Atravesé el descampado donde hoy se encuentran las calles de Clara del Rey y Corazón de María y me dirigí hacia las cercanías del colegio Claret, donde había estudiado, es un decir, hasta el curso anterior. Tenía la esperanza de encontrar abierta la puerta del patio para colarme desde él en la iglesia, pero estaban todos los accesos cerrados, parecía una fortaleza. Vi las ventanas de las clases con las luces encendidas, pues la mañana estaba tan oscura que parecía la tarde. Entonces se me ocurrió buscar refugio en la parroquia, de modo que subí por Cartagena hacia López de Hoyos. Había comprendido que tampoco iba a ser sencillo matarse de aquel modo. De hecho, no podía mojarme más de lo que ya estaba. Ni podía tener más frío. No me era posible sufrir más. Lloraba de tanto sufrimiento, sorprendido de que las lágrimas y las gotas de lluvia se confundieran. La gente me miraba.
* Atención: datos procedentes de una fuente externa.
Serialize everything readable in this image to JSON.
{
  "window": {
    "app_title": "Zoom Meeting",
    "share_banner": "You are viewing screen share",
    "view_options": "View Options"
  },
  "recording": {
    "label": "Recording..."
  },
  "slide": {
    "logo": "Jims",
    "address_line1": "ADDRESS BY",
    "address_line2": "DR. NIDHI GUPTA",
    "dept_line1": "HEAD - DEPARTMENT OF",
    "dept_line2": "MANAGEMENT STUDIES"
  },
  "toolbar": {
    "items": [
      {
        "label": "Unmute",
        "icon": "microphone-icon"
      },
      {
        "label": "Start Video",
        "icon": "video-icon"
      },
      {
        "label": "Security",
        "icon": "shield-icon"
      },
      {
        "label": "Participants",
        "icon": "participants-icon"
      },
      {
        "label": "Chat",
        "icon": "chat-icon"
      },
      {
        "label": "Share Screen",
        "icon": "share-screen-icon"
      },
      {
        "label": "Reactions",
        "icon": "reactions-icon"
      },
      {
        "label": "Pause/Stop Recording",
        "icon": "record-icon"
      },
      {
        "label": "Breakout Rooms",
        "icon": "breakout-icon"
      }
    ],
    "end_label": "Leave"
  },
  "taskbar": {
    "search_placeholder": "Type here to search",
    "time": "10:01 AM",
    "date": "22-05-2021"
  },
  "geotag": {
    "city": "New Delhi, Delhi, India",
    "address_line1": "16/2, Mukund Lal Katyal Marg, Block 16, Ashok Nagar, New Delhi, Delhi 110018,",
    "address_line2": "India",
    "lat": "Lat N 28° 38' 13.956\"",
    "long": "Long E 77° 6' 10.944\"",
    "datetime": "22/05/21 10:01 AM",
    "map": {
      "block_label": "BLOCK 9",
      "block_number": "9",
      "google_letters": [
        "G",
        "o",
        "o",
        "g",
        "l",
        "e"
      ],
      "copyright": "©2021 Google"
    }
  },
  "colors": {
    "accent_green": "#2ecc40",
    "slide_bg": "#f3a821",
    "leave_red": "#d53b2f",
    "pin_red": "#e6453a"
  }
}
Estuve sentado en un banco de la parroquia una hora, quizá dos, no sé. Quizá estuve un cuarto de hora que parecieron siete. No tenía reloj. Los niños, en aquella época, preguntábamos la hora a los adultos, pero temía que si preguntaba la hora se extrañaran de que no estuviera en el colegio. Recé a Dios, a la Virgen, a los santos. Me arrodillé frente a un crucifijo extrañamente realista al que le pedí que hiciera algo para dar fin a aquella situación. Recuerdo, en medio de un contexto tan trágico, haberme preguntado irónicamente que a quién se me ocurría pedir ayuda: a un sujeto al que habían azotado, escupido y crucificado. Y eso que era hijo de Dios. Intuí que había en la situación algo cómico, pero lo censuré en seguida.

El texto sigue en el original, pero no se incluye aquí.